The other week some random woman had a go at me here for pressing the button on a pelican crossing 'for only two people' (it's not a very busy road most of the time, so you can usually fit in getting across between the buses and the bikes - but I felt like there was a queue, so we might as well get ourselves a go if we had one coming!)... Although I discovered in London that I've become one of those people that people think they can just shove past in a crowd, rather than say excuse me or get out of the way of. I don't know what's happened to my aura of confidence/no mess. I need to bring the hate a bit more.

But what about games though?

What an ignorant cow. You want to cross the road, you press the button. How many is the optimal amount of people allowed to cross? Are you suppose to wait forever?

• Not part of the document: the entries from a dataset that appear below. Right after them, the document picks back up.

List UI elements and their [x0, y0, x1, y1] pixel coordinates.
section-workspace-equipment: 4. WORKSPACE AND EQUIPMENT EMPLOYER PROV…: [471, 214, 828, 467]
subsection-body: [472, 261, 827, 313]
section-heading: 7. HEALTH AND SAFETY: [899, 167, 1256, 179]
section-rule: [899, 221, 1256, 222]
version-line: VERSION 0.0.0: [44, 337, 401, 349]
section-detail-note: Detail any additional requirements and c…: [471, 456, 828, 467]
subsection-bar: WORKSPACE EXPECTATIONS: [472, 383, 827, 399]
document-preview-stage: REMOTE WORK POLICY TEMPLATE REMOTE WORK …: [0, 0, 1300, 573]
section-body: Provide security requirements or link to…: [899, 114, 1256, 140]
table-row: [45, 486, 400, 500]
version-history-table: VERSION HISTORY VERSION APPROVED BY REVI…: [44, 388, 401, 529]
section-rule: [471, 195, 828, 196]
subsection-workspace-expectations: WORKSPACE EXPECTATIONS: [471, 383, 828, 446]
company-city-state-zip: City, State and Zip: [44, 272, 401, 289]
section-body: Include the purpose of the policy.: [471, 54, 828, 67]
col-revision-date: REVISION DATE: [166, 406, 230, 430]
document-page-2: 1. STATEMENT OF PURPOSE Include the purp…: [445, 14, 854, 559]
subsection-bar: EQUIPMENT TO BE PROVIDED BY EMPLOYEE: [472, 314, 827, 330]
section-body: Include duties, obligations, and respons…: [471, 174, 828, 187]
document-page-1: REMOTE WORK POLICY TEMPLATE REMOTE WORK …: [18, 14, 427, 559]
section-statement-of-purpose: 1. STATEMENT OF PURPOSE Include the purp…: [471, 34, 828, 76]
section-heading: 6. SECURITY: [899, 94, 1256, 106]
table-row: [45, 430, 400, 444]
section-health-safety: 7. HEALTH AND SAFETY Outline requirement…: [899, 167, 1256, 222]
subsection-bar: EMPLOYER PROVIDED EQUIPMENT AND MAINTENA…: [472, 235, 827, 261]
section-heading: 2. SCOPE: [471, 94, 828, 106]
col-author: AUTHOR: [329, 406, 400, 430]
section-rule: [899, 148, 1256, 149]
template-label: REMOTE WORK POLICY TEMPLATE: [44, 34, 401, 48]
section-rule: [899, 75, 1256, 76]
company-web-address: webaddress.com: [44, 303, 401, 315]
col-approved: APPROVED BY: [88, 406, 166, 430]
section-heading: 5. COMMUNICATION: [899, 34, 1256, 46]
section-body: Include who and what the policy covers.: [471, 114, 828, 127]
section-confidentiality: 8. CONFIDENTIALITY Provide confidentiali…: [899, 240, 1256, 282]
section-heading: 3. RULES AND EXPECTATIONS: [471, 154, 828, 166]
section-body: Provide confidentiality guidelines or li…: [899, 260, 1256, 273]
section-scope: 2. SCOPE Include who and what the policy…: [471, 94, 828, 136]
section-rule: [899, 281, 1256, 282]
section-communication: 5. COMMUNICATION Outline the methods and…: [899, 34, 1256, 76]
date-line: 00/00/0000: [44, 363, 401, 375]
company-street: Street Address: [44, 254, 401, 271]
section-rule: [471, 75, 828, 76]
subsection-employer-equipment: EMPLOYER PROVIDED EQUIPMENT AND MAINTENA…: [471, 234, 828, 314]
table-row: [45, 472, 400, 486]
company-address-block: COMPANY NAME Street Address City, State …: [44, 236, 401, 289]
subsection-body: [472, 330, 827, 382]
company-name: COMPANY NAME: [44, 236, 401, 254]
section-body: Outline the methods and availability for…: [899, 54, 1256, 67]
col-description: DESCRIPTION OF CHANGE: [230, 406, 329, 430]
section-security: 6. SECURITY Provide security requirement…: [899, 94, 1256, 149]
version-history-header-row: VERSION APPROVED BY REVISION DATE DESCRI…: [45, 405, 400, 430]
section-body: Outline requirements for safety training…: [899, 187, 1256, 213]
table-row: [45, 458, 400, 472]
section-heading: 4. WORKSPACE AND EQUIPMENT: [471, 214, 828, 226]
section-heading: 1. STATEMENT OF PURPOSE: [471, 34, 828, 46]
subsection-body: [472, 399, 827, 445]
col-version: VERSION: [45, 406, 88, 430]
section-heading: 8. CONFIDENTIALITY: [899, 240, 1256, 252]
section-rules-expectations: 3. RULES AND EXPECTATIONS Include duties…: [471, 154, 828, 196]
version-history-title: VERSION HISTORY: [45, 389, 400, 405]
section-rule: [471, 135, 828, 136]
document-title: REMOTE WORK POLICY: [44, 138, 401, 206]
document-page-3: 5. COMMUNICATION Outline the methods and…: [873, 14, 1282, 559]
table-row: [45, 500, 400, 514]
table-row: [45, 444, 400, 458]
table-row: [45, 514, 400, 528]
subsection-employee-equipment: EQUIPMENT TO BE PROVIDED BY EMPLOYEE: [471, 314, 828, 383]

I don't know how much games really get ripped off, because they do work very hard on that with codes and everything... And it's definitely true that the unit price of a single game feels a lot more expensive than it ever used to be.

I know! I was already halfway over the road by the time I managed to parse what she was saying through the headphones; then I was just a bit flustered, so carried on. Of all the things in the world to start a row over!

I'm not so sure these days with games where you download off a server, but codes made no difference. There were loads on the torrent sites, along with console games.

It's her problem, not yours.

I suppose I forget about torrenting; I'm so out of touch with gaming generally. Sigh!

Mega sigh!

Of course, this is all anecdotal evidence.

What other evidence does LJ deserve!